The Tesla Model S: Is It America’s No. 1 Electric Vehicle?

Source: Tesla

As hardcore economy buffs wring their hands with anxiety over how electric automakers are doing, the guys over at IHS Automotive took a recent look at the global electric vehicle market as a whole in the hopes of getting down to the facts. While Norway continues to set the pace when it comes to sales, with EVs and plug-in hybrids representing one third of new vehicles registered during the first quarter of 2015, overall volumes remain highest in both the U.S. and China.

Another issue that is being thrown into the mix is that EV/PHEV numbers are fluctuating like mad across the board here in America, so IHS has to calculate that into its equation as well. “While the federal tax credit in the U.S. of up to $7,500 USD for plug-in electric vehicles is continuing to encourage sales across the country, the adoption of these vehicles has been uneven,” said Ben Scott, a senior analyst at IHS. “Low fuel pump prices are [also] adversely influencing EV/PHEV purchases among U.S. consumers.”

And while IHS’s report shows that the overall market share for EV/PHEVs in the U.S. remains lower than the collective IQ of a garden snail, that measly 0.8% of the market remains based purely on volume, which is why economists are so curious as to who may be out in front. Slow sales are primarily due to the fact that electric vehicles are still a pain in the ass to own in most parts of America, where a lack of rapid charging stations and battery-draining commutes remain legitimate issues.

There is another issue as well: One manufacturer remains particularly resistant to releasing monthly sales figures. Even when a reputable source like IHS offers solid numbers that hint at its dominance in the EV/PHEV market, Tesla Motors refuses to release its monthly progress report, thus making it hard for anyone to cry victory.

Source: Justin Sullivan/Getty Images News
Justin Sullivan/Getty Images News

Forever resistant to conforming to what automakers should or should not do, the California-based electric automaker continues to obfuscate its monthly sales numbers. Maybe it has something to do with going green and saving paper, or perhaps the company doesn’t want its competition to know how well it is doing at this particular moment because it likes to wait for a “big picture” synopsis.

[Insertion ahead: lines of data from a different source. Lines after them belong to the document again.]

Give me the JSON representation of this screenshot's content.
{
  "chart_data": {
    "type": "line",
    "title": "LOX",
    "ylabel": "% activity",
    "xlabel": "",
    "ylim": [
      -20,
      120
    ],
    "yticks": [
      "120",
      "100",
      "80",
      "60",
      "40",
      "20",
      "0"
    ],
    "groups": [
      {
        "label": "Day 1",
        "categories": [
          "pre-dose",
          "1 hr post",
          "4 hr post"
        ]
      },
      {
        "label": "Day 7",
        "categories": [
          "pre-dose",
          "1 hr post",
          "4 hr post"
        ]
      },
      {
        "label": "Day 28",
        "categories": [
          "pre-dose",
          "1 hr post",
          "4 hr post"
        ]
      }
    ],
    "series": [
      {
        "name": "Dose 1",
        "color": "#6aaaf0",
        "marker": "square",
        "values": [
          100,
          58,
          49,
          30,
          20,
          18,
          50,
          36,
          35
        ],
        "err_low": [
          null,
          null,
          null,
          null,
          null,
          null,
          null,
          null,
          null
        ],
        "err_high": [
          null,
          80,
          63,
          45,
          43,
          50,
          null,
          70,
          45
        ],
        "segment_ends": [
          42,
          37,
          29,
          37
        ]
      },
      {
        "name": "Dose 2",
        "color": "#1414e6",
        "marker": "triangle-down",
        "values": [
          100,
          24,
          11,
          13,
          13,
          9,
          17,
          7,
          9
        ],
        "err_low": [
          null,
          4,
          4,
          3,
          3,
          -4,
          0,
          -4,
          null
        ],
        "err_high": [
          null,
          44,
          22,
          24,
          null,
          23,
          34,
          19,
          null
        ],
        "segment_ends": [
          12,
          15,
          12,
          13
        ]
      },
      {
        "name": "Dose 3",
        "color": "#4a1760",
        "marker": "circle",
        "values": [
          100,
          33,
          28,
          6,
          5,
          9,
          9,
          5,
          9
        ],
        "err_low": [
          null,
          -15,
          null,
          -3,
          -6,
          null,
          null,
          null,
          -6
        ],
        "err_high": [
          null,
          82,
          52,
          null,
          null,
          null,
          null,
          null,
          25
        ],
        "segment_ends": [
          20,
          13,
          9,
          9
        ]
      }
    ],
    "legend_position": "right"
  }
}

Whatever the reason, the company remains quiet on the matter, even though they finally started releasing quarterly numbers a while back.

So why all the secrecy, and what does that mean for the consumer? While economists want to see how the battery-powered performer is doing, Tesla’s number game continues to exist on a “need to know basis.” So instead of worrying about the numbers perhaps it is time to look at why this car might be selling so well, and what makes it so different than its immediate competition on a sales basis: the Nissan Leaf.

The Tesla Model S is a monster of a luxury electric vehicle, going from zero to 60 in just over three seconds in P85D trim, and boasts all the refinement one would expect to find in a car that cost six figures, which it does. The Leaf, on the other hand, takes about three times as long to get up to 60, and while its interior is not horrific by any means, it still very much has a commuter car feel to it. But Americans have money, and don’t mind spending it on electric cars that are both commuter-friendly and kick ass. So comparing these two cars to one another is like comparing a grape to a grapefruit: They may both have the same word attached to them, and are even shelved in the same area of the supermarket, but when it comes down to it these are two completely different flavors.

Sure, both cars are practical, require a charger to “refuel,” and are quieter than Charlie Chaplin, but that’s about it. And even though a top-shelf Leaf is about a third of the cost of a performance-spec Model S, America’s rekindled love affair with all things performance-oriented continues to influence the market. Plus, the interior is bloody brilliant, with all of those soft-touch materials and a touchscreen control station that has the surface area of a LaGuardia runway.

So as Nissan releases monthly figures showing it sold 4,085 Leafs in the U.S. in the first quarter of the year, it is safe to say that Tesla trumped this as there were only 14,832 new plug-in vehicles registered during that time. But since the word “sold” was never utilized in IHS’ report, these numbers remain hazy until Tesla’s official quarterly report lands. The good news is that regardless of who is buying what and why, at least EVs are selling in America.